Imagine you have a chain
julia> model = chain(Dense(2, 10), RNN(10, 1))
The chain is just a convenient operator for chaining information forward. The dense layer is very simple under the hood resulting in this operation for an input vector x (you can find this for 0.11.6 here.
function (a::Dense)(x::AbstractArray)
W, b, σ = a.W, a.b, a.σ
σ.(W*x .+ b)
end
Now if we use 3d-arrays, this doesn’t work because W (which is a matrix) and x (which is now a 3d-array) don’t have default behavior for multiplication, and in fact there are many ways to do this where it doesn’t make sense for * to have default behavior. To make this work w/ 3-d arrays in the most “julian” way (at least by my reckoning) we would dispatch on the number of dimensions the array has and specialize. This would cause every layer (i.e. dense, recurrent, conv, etc…) to need to have a special function for these 3d arrays. Adding to the code complexity of Flux. What this function would look like is almost exactly (i think) what I wrote above, but now for each layer in the network individually. In fact what I wrote above should be just as fast as anything you would write here because for-loops are fast in Julia, so there isn’t much optimization to be had, and as far as I know there aren’t any specialized blas operations for this.

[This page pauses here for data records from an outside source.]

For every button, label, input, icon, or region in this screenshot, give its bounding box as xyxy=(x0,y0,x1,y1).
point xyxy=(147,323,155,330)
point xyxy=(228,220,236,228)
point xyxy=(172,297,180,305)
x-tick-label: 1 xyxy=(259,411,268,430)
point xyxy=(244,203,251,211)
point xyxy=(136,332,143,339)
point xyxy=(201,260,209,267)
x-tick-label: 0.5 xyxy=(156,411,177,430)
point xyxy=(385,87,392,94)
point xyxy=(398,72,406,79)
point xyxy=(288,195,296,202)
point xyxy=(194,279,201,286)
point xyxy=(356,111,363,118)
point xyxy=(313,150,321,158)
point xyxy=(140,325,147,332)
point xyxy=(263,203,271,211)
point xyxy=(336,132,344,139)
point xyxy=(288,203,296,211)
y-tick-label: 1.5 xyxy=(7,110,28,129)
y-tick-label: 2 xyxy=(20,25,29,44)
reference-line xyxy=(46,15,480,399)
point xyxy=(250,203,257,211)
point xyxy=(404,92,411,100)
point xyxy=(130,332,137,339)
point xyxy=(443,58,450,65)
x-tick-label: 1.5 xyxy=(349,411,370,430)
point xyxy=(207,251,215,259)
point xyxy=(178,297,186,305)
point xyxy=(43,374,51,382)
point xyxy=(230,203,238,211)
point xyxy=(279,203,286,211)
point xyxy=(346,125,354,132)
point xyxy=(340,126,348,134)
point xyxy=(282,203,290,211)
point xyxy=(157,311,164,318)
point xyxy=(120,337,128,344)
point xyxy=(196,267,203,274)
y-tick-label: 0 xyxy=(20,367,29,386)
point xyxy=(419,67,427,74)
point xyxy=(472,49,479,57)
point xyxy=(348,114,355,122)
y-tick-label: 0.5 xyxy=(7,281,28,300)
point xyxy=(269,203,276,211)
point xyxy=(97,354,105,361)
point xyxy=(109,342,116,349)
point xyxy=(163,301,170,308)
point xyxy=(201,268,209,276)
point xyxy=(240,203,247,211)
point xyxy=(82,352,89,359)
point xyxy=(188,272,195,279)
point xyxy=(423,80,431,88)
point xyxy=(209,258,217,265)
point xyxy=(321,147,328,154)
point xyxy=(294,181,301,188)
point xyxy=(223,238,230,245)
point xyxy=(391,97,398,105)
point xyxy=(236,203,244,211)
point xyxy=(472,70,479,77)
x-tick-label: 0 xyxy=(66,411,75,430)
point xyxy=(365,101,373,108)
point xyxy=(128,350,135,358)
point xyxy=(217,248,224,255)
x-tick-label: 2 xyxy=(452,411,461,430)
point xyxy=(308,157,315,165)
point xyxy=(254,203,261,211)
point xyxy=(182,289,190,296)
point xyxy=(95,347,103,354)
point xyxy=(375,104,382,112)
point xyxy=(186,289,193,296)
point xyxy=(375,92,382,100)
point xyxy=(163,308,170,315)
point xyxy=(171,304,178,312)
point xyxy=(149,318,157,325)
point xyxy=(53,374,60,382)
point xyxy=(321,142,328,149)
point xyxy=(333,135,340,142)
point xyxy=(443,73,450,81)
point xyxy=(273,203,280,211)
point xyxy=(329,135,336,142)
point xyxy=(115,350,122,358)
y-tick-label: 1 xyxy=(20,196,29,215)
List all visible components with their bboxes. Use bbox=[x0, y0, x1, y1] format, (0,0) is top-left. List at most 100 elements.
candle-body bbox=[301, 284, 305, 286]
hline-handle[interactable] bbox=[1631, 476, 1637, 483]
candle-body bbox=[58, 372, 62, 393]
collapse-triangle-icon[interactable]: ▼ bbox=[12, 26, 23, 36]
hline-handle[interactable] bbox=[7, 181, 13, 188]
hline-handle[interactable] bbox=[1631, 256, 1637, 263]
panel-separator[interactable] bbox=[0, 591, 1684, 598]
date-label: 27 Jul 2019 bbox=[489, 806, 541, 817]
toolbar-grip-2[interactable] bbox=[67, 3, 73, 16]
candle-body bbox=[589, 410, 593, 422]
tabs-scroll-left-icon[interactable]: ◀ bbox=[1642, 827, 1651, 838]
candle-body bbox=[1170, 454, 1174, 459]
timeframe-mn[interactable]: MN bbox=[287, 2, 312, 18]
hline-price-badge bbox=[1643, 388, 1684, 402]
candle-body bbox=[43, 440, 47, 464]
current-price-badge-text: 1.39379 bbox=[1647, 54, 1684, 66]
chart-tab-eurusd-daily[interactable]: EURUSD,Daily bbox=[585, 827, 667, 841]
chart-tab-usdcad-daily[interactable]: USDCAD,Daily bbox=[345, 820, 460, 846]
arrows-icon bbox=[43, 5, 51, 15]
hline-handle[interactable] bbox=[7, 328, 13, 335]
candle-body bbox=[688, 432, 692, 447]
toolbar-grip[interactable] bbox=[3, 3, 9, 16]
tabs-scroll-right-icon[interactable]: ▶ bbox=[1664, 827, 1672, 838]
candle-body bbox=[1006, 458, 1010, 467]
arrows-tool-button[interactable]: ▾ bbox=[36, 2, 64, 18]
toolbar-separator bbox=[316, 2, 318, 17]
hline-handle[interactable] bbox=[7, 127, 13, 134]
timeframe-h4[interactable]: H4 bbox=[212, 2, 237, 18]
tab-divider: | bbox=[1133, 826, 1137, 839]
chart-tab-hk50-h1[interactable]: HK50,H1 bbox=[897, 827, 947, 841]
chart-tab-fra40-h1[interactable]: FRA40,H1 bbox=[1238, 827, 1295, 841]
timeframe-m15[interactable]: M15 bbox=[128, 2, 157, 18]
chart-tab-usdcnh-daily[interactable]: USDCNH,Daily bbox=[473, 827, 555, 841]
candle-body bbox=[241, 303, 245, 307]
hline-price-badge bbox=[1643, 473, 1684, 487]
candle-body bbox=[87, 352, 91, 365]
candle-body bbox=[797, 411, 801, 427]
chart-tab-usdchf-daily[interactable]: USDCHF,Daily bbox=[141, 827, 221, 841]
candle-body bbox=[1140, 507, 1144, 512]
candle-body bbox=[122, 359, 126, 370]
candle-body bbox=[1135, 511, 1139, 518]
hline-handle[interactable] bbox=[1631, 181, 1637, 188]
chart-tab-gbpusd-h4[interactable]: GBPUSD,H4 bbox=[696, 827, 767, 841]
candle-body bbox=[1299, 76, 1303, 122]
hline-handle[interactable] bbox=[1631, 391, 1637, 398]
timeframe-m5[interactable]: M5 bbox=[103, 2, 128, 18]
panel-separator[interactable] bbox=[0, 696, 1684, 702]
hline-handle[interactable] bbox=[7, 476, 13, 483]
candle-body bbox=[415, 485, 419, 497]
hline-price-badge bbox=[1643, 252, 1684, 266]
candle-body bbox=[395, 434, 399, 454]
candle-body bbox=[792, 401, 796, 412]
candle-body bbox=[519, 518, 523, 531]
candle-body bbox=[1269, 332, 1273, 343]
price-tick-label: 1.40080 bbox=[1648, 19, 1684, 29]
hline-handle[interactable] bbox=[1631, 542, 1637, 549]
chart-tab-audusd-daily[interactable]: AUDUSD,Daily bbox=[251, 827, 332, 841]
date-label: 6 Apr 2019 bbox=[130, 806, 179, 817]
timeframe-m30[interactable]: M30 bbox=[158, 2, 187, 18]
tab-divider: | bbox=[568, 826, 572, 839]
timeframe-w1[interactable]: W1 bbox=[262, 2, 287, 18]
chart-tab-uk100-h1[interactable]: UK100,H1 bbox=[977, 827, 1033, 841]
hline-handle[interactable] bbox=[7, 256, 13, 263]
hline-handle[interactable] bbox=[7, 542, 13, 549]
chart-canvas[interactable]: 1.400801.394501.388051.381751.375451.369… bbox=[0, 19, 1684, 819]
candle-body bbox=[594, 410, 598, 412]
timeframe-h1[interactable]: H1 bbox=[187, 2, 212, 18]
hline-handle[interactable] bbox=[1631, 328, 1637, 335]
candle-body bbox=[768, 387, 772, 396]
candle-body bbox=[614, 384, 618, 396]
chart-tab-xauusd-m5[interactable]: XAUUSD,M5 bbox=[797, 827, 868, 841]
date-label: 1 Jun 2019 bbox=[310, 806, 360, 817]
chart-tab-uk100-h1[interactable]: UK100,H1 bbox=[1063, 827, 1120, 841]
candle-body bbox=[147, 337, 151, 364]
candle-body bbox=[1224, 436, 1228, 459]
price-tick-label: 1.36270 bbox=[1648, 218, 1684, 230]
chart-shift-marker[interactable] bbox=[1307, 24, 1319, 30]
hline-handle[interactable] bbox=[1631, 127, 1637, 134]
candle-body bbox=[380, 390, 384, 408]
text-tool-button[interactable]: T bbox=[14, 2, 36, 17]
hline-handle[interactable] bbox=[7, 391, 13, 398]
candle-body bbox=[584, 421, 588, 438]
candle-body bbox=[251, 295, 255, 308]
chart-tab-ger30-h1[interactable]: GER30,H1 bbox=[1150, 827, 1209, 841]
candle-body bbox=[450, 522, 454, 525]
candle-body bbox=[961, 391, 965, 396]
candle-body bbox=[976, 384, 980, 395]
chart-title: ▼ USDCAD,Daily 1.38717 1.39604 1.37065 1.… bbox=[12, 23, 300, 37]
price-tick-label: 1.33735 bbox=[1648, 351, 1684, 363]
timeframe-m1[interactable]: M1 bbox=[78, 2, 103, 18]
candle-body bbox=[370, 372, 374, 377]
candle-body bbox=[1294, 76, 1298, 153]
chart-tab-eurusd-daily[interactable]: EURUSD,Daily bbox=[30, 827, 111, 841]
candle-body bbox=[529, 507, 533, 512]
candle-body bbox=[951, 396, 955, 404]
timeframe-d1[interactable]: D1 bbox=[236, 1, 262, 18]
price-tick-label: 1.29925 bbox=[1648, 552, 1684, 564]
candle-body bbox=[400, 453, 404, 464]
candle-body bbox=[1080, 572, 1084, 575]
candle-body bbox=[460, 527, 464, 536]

Instead, it makes more sense to use the broadcast or map functionality. This cuts down on specialized code in Flux, and makes running a model seem very julian/intuitve. There is no confusion about what the broadcast is doing, but in the 3d-array version now I have to check which strand is the time index.
It may seem more convenient to have support for 3d-arrays because this is what Tensorflow/Pytorch do. But they have to do this for efficiency as python for loops can be slow, so they just do the for loop in c instead. This isn’t a bad thing. And actually quite clever. It is just that Julia doesn’t have that constraint. So why design like we do.